= Rancho Llano de Tesquisquita =

Former Mexican land grant

Rancho Llano de Tesquisquita was a 16016 acre Mexican land grant in present-day San Benito County and Santa Clara County, California given in 1835 by Governor José Castro to José María Sanchez. The name means "flats of Tesquisquita". The grant extended from the Pajaro River to Tesquisquita Slough, south of present-day Gilroy.

==History==
José María Sanchez (1804-1852) came to modern-day California from Mexico in 1825, forming a partnership with Francisco Perez Pacheco, grantee of Rancho Ausaymas y San Felipe. In 1840, Sanchez married Maria Encarnacion Ortega (1824-1894), the daughter of Quentin Ortega and Vicenta Butron of Rancho San Ysidro. Sanchez first bought Rancho Las Animas from the widow of Mariano Castro in 1835. Sanchez was granted Rancho Llano de Tesquisquita in 1835. In 1844 Sanchez bought Rancho Lomerias Muertas from Jose A. Castro. Although he owned thousands of cattle, meat was not in demand at the time, so Sanchez made money by selling hides and tallow, as well as manufacturing soap from the tallow. San Felipe Lake, also called Upper Soap Lake, is a permanent lake on the upper reaches of the Pajaro River.
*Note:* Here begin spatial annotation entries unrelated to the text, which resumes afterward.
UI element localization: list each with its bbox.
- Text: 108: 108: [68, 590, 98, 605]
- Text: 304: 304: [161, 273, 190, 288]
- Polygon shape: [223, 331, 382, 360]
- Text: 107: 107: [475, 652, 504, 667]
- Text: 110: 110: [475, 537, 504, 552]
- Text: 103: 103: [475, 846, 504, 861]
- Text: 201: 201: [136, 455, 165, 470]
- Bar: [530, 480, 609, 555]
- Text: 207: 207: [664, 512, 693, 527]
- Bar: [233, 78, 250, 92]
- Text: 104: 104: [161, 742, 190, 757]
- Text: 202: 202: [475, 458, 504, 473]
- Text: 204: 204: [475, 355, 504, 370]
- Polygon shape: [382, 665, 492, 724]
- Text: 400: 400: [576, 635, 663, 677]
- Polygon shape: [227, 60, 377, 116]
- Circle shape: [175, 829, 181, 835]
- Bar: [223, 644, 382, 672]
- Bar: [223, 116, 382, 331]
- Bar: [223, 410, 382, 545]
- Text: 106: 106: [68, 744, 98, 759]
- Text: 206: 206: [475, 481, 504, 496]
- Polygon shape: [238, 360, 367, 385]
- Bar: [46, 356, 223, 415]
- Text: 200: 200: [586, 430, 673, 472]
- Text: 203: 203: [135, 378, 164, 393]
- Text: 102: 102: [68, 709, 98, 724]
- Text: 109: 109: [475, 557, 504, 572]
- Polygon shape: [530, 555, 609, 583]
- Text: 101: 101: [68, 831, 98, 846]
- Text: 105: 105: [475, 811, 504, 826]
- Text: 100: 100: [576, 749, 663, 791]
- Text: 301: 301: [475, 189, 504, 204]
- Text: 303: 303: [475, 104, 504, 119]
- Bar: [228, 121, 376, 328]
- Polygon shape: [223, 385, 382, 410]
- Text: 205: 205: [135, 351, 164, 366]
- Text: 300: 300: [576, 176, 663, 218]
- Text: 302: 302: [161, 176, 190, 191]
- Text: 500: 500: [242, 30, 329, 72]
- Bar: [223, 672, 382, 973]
With the cession of California to the United States following the Mexican-American War, the 1848 Treaty of Guadalupe Hidalgo provided that the land grants would be honored. As required by the Land Act of 1851, a claim for Rancho Llano de Tesquisquita was filed with the Public Land Commission in 1852, and the grant was patented to the heirs of José María Sanchez in 1873.

With the acquisition of Rancho Lomerias Muertas, the Sanchez domain extended over 49000 acre, with the Pajaro River dividing his lands. When the California gold rush began in 1848, the influx of American prospectors brought a high demand for beef and horses, and the value of Sanchez's holdings multiplied manyfold. His wealth increased even more by gambling with prospectors who traveled up from Mexico to mine gold, and passed through his spacious estates on the way back home. These miners would bet on their card games with the gold they carried. With Sanchez being a canny gambler, and having supplied the miners with all the liquor they could drink, he quickly accumulated large amounts of gold in the form of coins, flakes and dust. He earned additional income by loaning money to residents of Monterey. As American settlers moved into California, his land also multiplied in value. His estate would eventually be valued at $300,000 ($12.5 million in 2025).

However, Sanchez drowned in the Pajaro River on Christmas Eve 1852, leaving behind a widow, Maria Encarnacion Ortega Sanchez, and five children (four sisters: Vicenta; Refugia; Candelaria; Guadalupe, and one brother: José Gregorio). Numerous men saw an opportunity to gain control of the vast Sanchez estate by wedding Maria. In 1853, Maria married her attorney, Thomas B. Godden. Godden was killed in the explosion of the steamboat "Jenny Lind" en route from Alviso to San Francisco on April 11, 1853. Maria's two husbands had died within four months of each other. In 1853, Maria married Dr. Henry L. Sanford.

In 1855, California jurist and Democratic politician David S. Terry took up the cause of "Widow Sanchez" after it was found she was being cheated by local authorities, including the sheriff, William Roach, who took her fortune under the guise of guardianship. After kidnapping Roach with the help of a local gunslinger named Anastacio Garcia, Terry and his allies held Roach in a jail cell in Stockton until he agreed to release the widow's gold. But Roach had bribed a guard to ride to Monterey and urge Roach's family to hide the gold. The treasure was hidden somewhere in Carmel Valley, California by Roach's brother-in-law, Jerry MacMahon. Later that day, MacMahon had a run-in at a hotel bar with Maria's third husband Henry Sanford. Drawing their guns, they shot each other dead, and the location of the gold was lost forever.

A few months later, Maria married George W. Crane (1827-1868). In 1864, the Sanchez heirs started selling their share of the land to Henry Miller. By 1867, Miller and Lux owned 44000 acre of the Sanchez ranchos. Maria moved with her fourth husband Crane to San Juan, where Crane died of measles in 1868.

In 1871, Maria Encarnacion Ortega married her fifth husband, Anastacio Alviso, who shortly after their marriage was shot and killed in a hunting accident.